Dynamics of Mixing Layer Height and Homogeneity from Ceilometer-Measured Aerosol Profiles and Correlation to Ground Level PM2.5 in New York City

Abstract

Observations of mixing layer height (MLH), its dynamics and the extent of homogeneity of the mixing layer are important in the study of air pollution as well as meteorological and air quality model validation. They can contribute to improvements in the application of satellite aerosol optical depth (AOD) products to ground fine particulate matter (PM2.5) estimation that can potentially provide synoptic-scale monitoring of fine particulate matter. Ceilometers have shown great potential for continuous monitoring of MLH and aerosol profiles within the boundary layer. In this study, we report an automated quality control/quality assurance (QC/QA) method that improves the consistency of MLH retrievals from ceilometer measurements and present measurements of MLH variation in New York City (NYC) as observed by ceilometers in summer and winter seasons. Distinct issues due to SNR and quality of overlap correction are addressed within the QC/QA method. We also analyze the diurnal and seasonal correlations between ceilometer-attenuated backscatter and ground-level PM2.5 as a function of height, time of day, and season, to shed light on the homogeneity of aerosol vertical mixing within the MLH, as well as the correlation between aerosol optical properties and PM2.5. The results show that the overall correlation in summer is better than in winter.

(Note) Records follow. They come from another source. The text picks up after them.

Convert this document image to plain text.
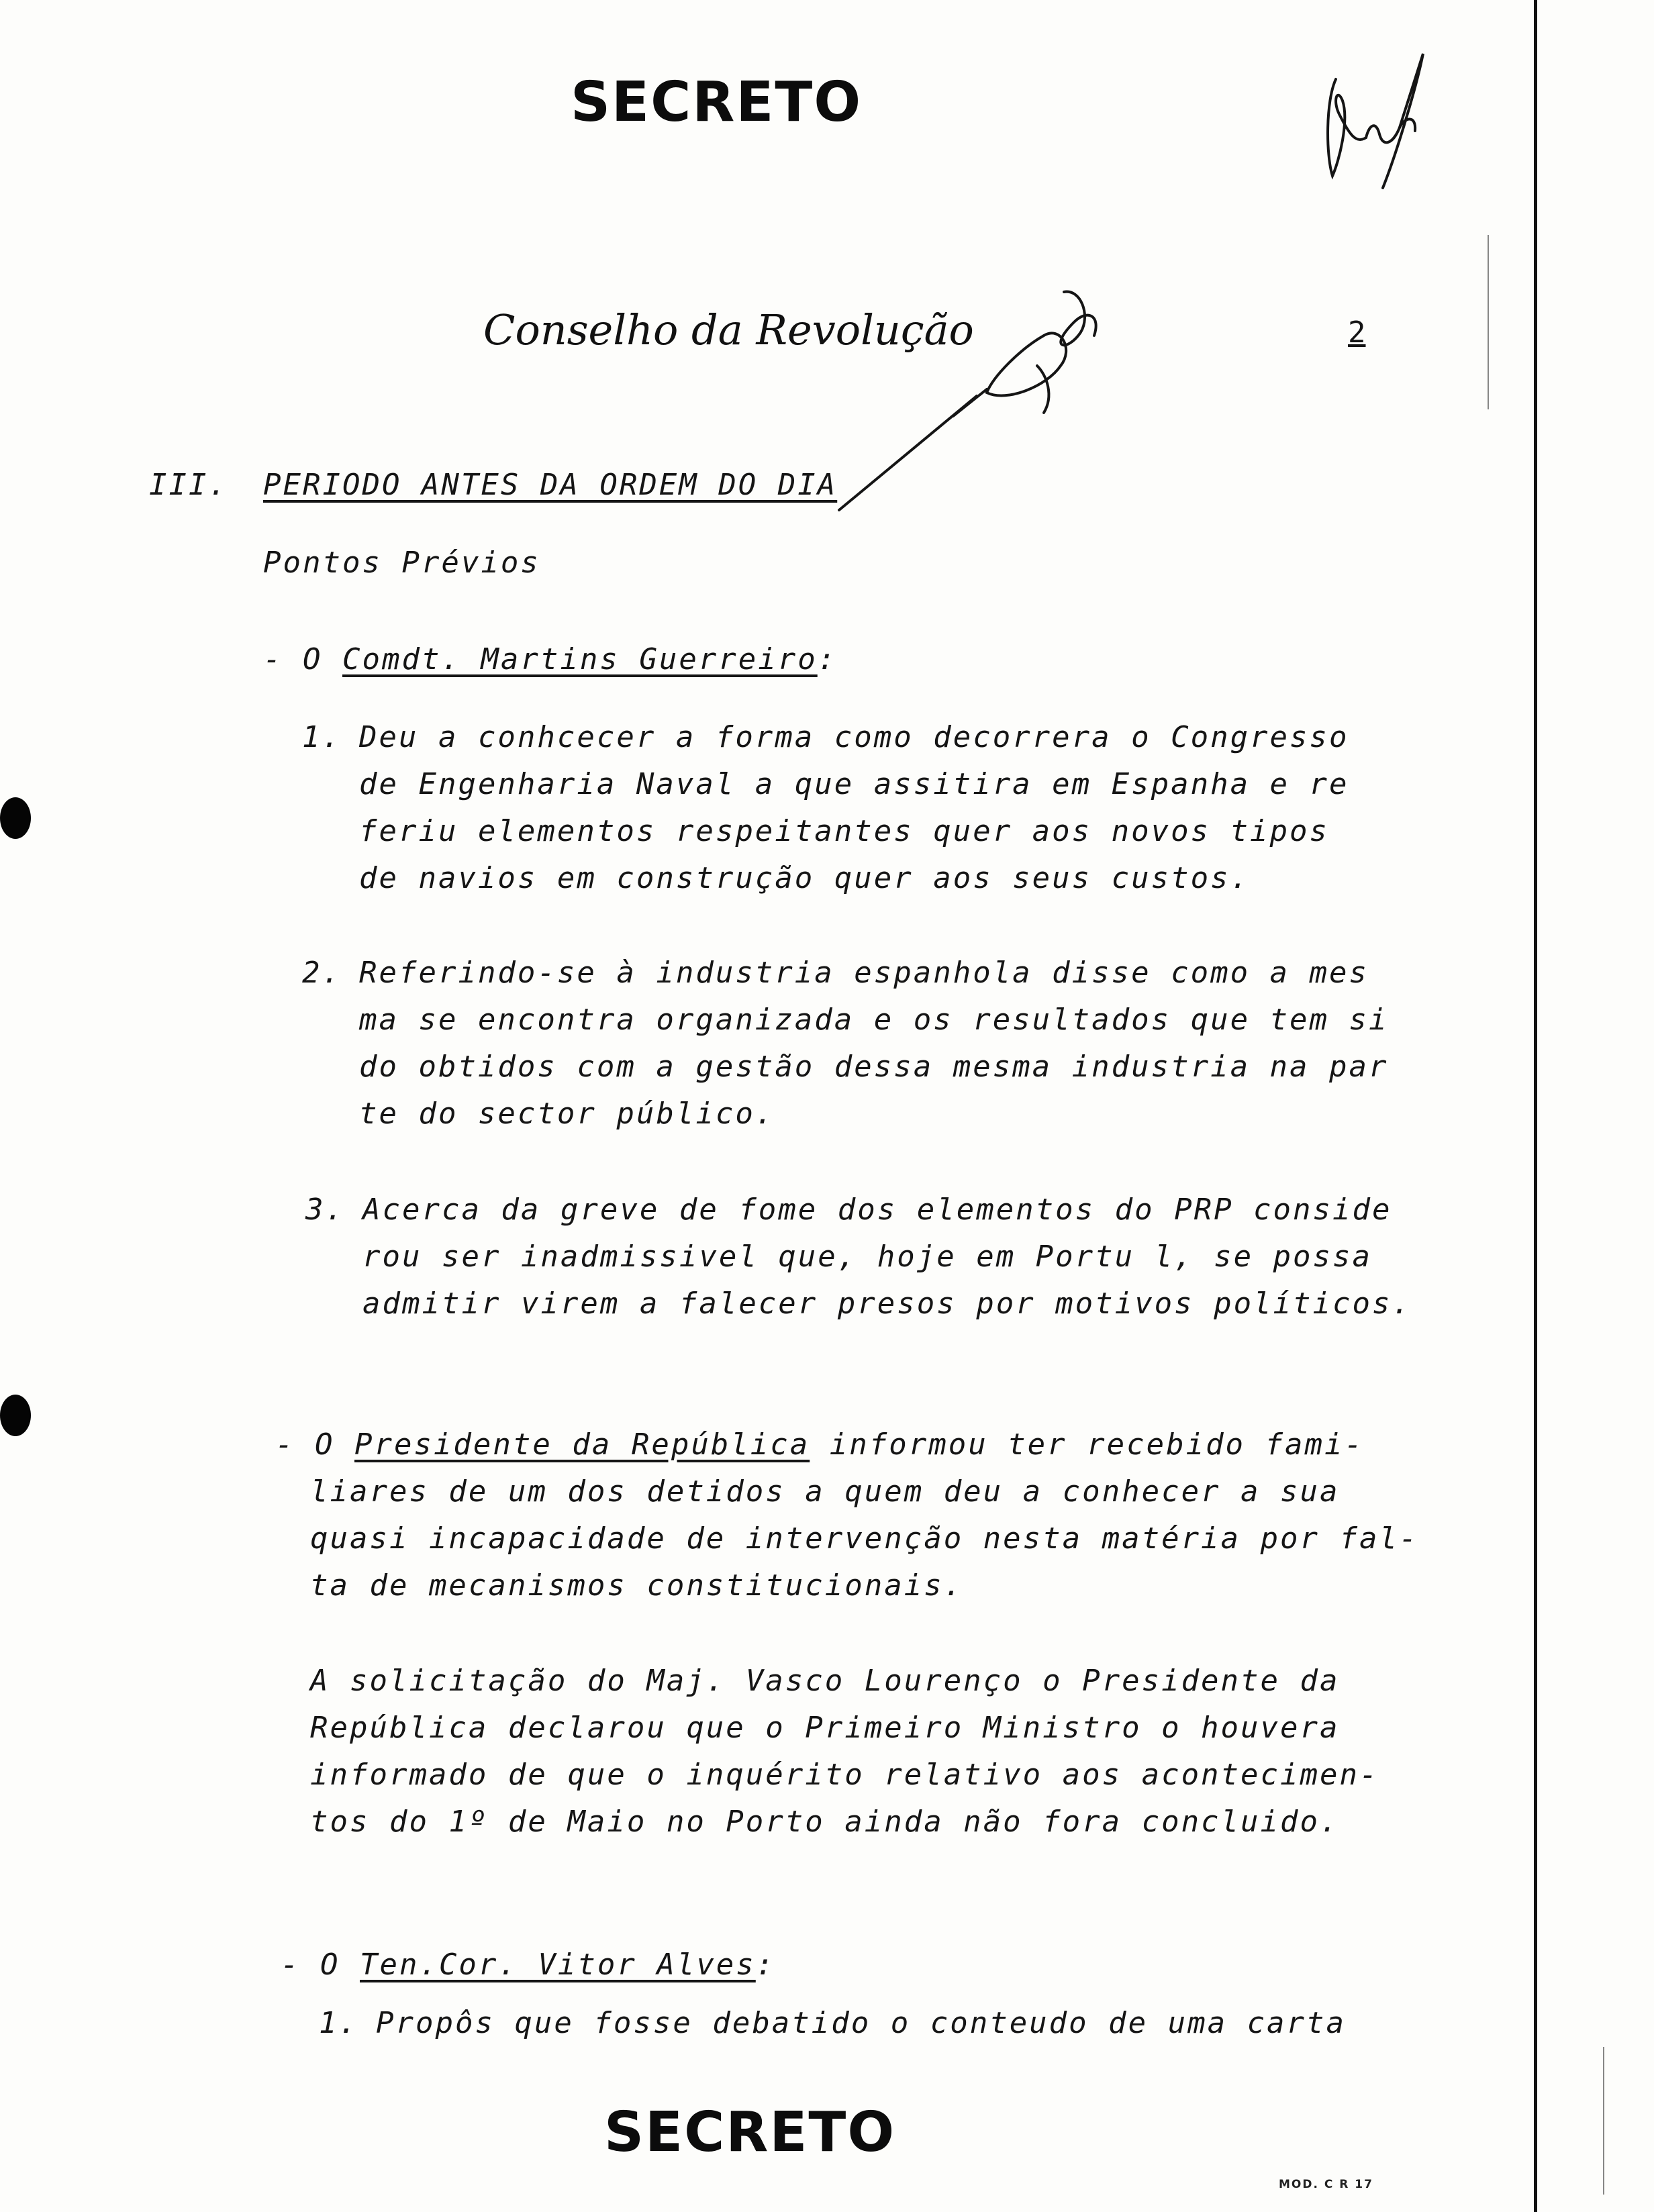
SECRETO
Conselho da Revolução	2
III. PERIODO ANTES DA ORDEM DO DIA
Pontos Prévios
- O Comdt. Martins Guerreiro:
1. Deu a conhcecer a forma como decorrera o Congresso
de Engenharia Naval a que assitira em Espanha e re
feriu elementos respeitantes quer aos novos tipos
de navios em construção quer aos seus custos.
2. Referindo-se à industria espanhola disse como a mes
ma se encontra organizada e os resultados que tem si
do obtidos com a gestão dessa mesma industria na par
te do sector público.
3. Acerca da greve de fome dos elementos do PRP conside
rou ser inadmissivel que, hoje em Portu l, se possa
admitir virem a falecer presos por motivos políticos.
- O Presidente da República informou ter recebido fami-
liares de um dos detidos a quem deu a conhecer a sua
quasi incapacidade de intervenção nesta matéria por fal-
ta de mecanismos constitucionais.
A solicitação do Maj. Vasco Lourenço o Presidente da
República declarou que o Primeiro Ministro o houvera
informado de que o inquérito relativo aos acontecimen-
tos do 1º de Maio no Porto ainda não fora concluido.
- O Ten.Cor. Vitor Alves:
1. Propôs que fosse debatido o conteudo de uma carta
SECRETO
MOD. C R 17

This correlation decreases with increasing height but the degradation is less severe in summer than in winter, which is qualitatively consistent with urban heating models of convective mixing. However, no significant diurnal variation of the correlation coefficient was observed for both seasons. We also found that the linear regression slope between ceilometer-attenuated backscatter coefficients and ground PM2.5 shows seasonal variation, which can be partially explained by the difference in aerosol size distribution and aerosol species between summer and winter. Finally, we investigated the homogeneity of aerosol vertical distribution within the mixing layer (ML) during the daytime. The results indicate that the aerosols are well-mixed within the lower part of ML up to 500 m.